In the first of three lectures, “Men Without Chests,” C. S. Lewis begins by critiquing a secondary English textbook, which he calls The Green Book and whose authors he dubs Gaius and Titius. Lewis criticizes Gaius and Titius’s treatment of emotion in literature. He says that the authors reduce all statements of value to emotion, or sentiment, and give students the unintended message that all expressions of emotion are worthless. He criticizes another author, Orbilius, on similar grounds—Orbilius rejects all anthropomorphic language as irrational, without distinguishing between good and bad uses of the literary device. Both these approaches deprive students of certain riches of their literary heritage.
Lewis thinks that authors like Gaius and Titius are misguided in their excessive fear of sentimentalism. The real problem with modern students, he believes, is that their sentiments have not been properly trained. Lewis believes that this is because modern educators no longer believe in objective value. That is, they do not believe that objects (like a beautiful waterfall) intrinsically merit certain human responses. Thus any expression of a human response is regarded as a statement merely about the speaker’s psychology, not a statement of an objectively merited value.
Lewis cites a range of traditions—Platonic, Aristotelian, Christian, Hindu, and Taoist—which he sums up as the “Tao.” The Tao is a repository of beliefs in which objective value is upheld: objective value being “the belief that certain attitudes are really true, and others really false, to the kind of thing the universe is and the kind of things we are.” Modern education, as exemplified by Gaius and Titius’s Green Book, rejects the Tao. Moreover, it rejects the ancient, Platonic conception of the human being as one whose reason rules the appetites by means of the emotions, or sentiments—“the head rules the belly through the chest.” Today’s educational system, consequently, produces “Men Without Chests.”
In his second lecture, “The Way,” Lewis argues that modern educators are dangerous for society because they try to get beyond the Tao in order to discover supposedly more basic values beneath the traditional ones. He discusses a hypothetical Innovator who seeks a rationalistic basis for the belief that it is good to die for one’s country. He argues that, even if the Innovator could prove that it is more rational to die for the sake of society than to refuse to die, he would still need to prove that society is worth preserving. Bare rationalism, in other words, will not get the Innovator where he desires to go. Similarly, the Innovator will not find much help in instinct as a way of getting underneath traditional values. Because all people wrestle with conflicting instincts, there must be some external basis for distinguishing between them.
Because neither rational propositions nor instinct provide a stable alternative to the Tao, the best the Innovator can do is to select bits and pieces from the Tao, without being able to justify the elevation of one bit over another (for instance, how can he choose between duty to one’s children and duty to one’s parents?).

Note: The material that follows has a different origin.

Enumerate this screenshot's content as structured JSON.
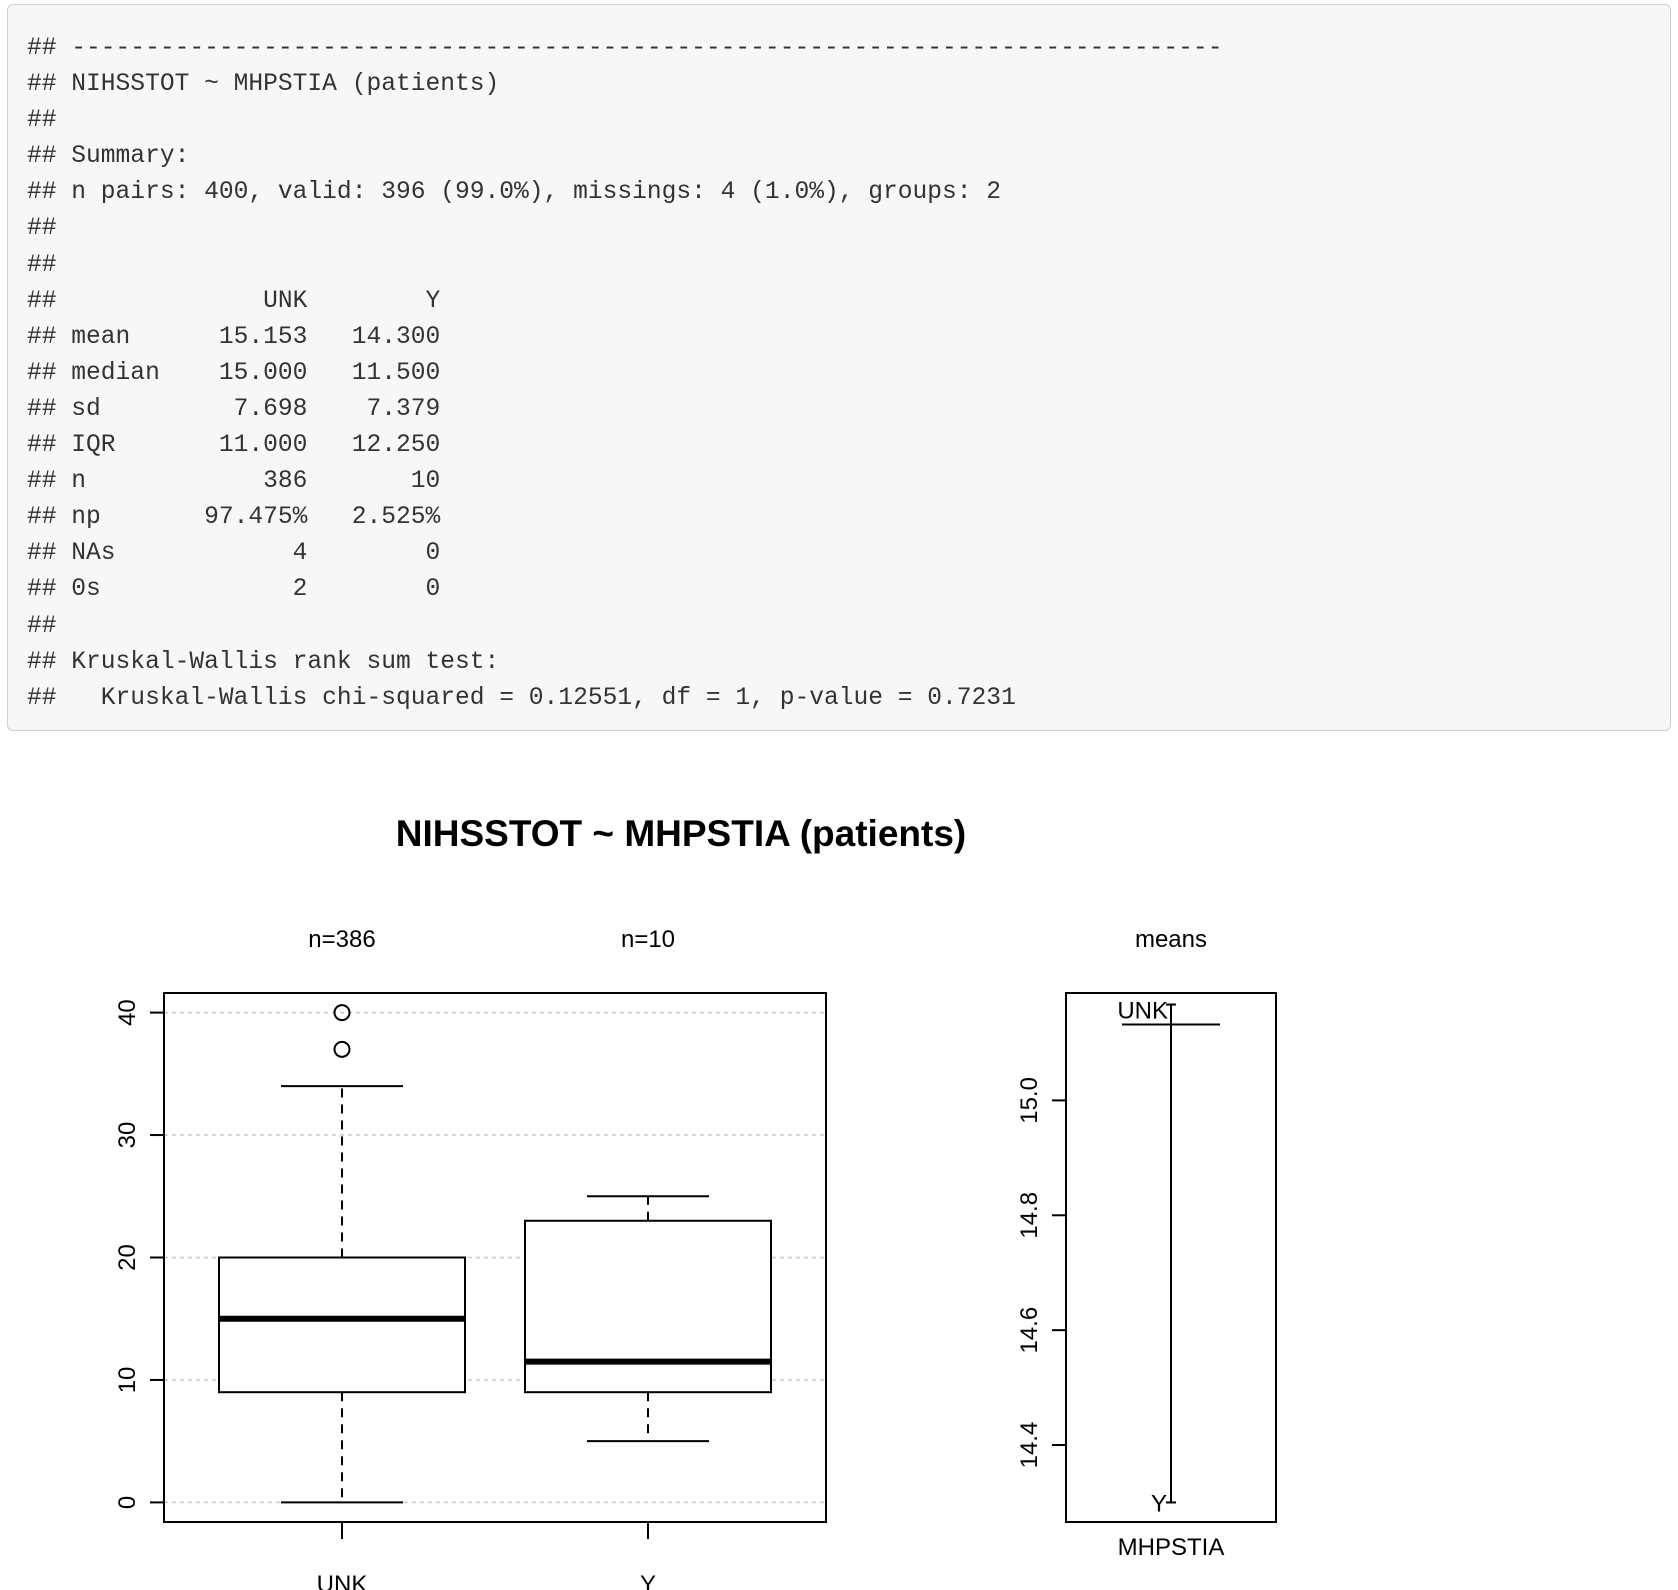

Lewis concludes, therefore, that the Tao is the basis for all value systems, and that it must be accepted or rejected as a whole. This does not mean that the Tao can never change or develop. However, a development from within—by someone who already understands and accepts the Tao—is different from an innovation imposed from without.
In the third and final lecture, “The Abolition of Man,” Lewis considers what happens when people think of the Tao as just one among many aspects of “Nature” that humanity now has the power to conquer. What, in fact, does the “conquest of Nature” mean? Lewis argues that in the case of technologies like airplanes, the radio, or contraception, power over nature really means “a power exercised by some men over other men with Nature as its instrument.” Eventually, this means that a select group of people will succeed in shaping others—through such means as eugenics and propaganda—into whatever they wish. While oppression has always been present in societies, modern governments and technologies wield the potential for far greater oppressive power. And unlike past generations, they are unfettered by any sense of fidelity to the Tao. By stepping outside the Tao, such people are no longer recognizably human in any traditional sense. By achieving victory over humanity itself, they have attained “the abolition of man.”
Lewis argues that modern humanity cannot have it both ways: we must either have rational spirits which are subject to the Tao, or we are raw material to be manipulated at will by select masters who are subject only to their natural impulses. Perhaps modern science can still be salvaged, such that it can harness the powers of nature without itself being conquered. On the other hand, perhaps modern analytical methods inherently destroy things in the process of trying to examine them. Lewis concludes with the warning that the whole point of trying to see through something is so that one can see something beyond it—like a garden through a window. Trying to “see through” things, like objective values, for its own sake is nonsense—it leads to a world in which everything is transparent, and in which seeing is therefore the same as not seeing.